A rolling wave of local political revolts is threatening to derail the US data center buildout underpinning the AI boom, with mounting delays already costing hyperscalers tens of billions of dollars, according to a Tom's Hardware report published April 18, 2026. The backlash is now broad enough to reshape where and when the next generation of AI compute gets built.
Communities Push Back
A small town in Missouri recently ousted half of its city council over approval of a $6 billion data center project, with residents filing a petition to remove the mayor. In Claremore, Oklahoma, a farmer was arrested in February for exceeding his speaking time at a town hall on a proposed facility. In Virginia — long the heart of the US data center industry — voter support has collapsed from 69% in 2023 to just 35%, stalling what would have been one of the country's largest builds.
Other jurisdictions are passing hard restrictions. Maine has imposed a moratorium on data centers larger than 20 megawatts until October 2027. Tulsa approved a temporary moratorium through year-end. San Marcos rejected the rezoning for a 200-megawatt facility in February. In Brown County, Wisconsin, developers are reportedly offering $120,000 per acre for rural land, fueling further tension.
The Dollar Impact
A report from Data Center Watch found that at least $156 billion in data center projects were blocked or delayed in 2025 amid local opposition and litigation, with at least 142 activist groups now organized across 24 states. The group says residents have blocked or delayed a cumulative $64 billion in projects over the past two years.
Analytics data cited in the reporting suggests approximately half of all planned US data center builds this year are likely to be delayed or canceled. Only about a third of roughly 140 large-scale projects — representing around 12 gigawatts of power — are under construction, with the remainder stuck in pre-production and unlikely to open on schedule.
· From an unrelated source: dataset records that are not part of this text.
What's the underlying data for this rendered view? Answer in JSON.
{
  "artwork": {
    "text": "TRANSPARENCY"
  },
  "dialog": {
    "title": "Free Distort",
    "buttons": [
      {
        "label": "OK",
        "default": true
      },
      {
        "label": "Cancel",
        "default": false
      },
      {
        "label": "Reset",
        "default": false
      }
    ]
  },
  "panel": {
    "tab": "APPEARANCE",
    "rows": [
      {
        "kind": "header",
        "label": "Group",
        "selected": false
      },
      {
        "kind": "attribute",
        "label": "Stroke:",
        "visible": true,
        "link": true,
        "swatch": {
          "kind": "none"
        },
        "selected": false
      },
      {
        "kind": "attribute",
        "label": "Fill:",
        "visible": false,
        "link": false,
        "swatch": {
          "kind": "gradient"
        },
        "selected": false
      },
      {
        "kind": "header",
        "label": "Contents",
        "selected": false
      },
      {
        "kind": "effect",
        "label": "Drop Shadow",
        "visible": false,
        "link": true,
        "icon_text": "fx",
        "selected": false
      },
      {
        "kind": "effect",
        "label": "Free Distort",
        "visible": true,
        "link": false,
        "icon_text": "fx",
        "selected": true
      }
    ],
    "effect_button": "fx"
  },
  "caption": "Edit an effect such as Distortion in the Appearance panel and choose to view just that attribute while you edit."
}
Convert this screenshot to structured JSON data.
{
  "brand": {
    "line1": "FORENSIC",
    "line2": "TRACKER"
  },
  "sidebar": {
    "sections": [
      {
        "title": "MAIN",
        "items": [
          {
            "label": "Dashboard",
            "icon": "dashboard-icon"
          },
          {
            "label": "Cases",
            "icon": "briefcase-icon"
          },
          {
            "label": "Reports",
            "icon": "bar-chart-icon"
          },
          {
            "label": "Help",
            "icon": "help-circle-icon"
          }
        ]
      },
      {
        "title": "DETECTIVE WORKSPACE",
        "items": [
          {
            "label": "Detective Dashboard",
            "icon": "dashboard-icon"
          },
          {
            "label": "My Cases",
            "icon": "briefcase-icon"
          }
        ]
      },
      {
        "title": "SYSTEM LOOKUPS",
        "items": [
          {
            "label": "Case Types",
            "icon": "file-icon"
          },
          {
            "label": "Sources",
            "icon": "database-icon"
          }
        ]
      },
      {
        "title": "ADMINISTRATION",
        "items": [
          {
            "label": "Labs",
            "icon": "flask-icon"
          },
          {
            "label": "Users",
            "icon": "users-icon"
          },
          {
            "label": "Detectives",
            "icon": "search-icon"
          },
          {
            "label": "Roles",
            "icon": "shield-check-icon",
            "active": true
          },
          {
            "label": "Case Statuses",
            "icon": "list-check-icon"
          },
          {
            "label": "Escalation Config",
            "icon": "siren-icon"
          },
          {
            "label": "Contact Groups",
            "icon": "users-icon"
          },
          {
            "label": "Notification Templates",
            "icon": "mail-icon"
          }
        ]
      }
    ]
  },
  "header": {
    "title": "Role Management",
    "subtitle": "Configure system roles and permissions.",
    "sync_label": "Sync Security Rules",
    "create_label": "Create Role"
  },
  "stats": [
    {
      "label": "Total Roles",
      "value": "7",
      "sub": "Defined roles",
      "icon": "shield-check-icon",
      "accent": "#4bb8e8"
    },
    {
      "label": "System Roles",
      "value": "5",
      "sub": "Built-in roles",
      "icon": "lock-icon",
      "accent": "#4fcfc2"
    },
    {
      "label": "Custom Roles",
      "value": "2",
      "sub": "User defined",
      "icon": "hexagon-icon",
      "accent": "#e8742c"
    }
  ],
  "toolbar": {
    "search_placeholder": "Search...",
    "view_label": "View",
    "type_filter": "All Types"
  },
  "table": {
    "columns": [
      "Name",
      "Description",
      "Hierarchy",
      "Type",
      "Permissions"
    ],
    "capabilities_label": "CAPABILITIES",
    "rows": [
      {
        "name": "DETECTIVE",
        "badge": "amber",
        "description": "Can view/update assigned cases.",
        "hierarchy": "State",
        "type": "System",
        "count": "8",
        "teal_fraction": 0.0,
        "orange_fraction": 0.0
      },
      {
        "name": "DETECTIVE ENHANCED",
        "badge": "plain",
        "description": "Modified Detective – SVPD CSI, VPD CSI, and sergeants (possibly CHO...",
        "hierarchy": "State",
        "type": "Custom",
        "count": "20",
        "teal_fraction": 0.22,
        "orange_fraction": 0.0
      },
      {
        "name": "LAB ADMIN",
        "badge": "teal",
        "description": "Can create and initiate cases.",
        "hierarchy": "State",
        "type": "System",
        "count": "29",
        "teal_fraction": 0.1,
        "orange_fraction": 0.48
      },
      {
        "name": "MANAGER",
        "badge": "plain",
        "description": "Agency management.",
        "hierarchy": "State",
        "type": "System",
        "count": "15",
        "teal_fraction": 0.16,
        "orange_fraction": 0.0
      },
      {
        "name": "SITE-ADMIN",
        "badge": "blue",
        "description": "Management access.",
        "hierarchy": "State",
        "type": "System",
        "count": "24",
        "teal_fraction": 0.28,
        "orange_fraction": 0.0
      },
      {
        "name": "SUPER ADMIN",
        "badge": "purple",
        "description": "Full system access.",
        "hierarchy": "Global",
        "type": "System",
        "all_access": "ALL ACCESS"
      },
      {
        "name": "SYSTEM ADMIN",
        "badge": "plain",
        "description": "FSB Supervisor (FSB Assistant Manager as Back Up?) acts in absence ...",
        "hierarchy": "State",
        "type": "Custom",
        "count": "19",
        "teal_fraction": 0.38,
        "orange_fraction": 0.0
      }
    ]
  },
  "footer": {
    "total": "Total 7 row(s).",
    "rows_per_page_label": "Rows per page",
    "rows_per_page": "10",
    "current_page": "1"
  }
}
Implications for the AI Stack
The timing is awkward for companies pushing historic capex. OpenAI has committed around $100 billion to AI infrastructure, while Oracle signed a five-year compute deal reportedly worth roughly $300 billion. Meta, Google, Microsoft, Nvidia, and Cloverleaf Infrastructure are all named among the affected builders. Delays that push capacity by even a few quarters directly threaten model training schedules, cloud expansion plans, and the unit economics investors are pricing into an increasingly IPO-ready sector.
The broader signal is that the AI industry's growth is no longer bottlenecked only by chips and power — it is now bottlenecked by local politics. Hyperscalers that fail to win over communities may find their multi-billion-dollar roadmaps running into city council votes and primary elections as often as into supply chains.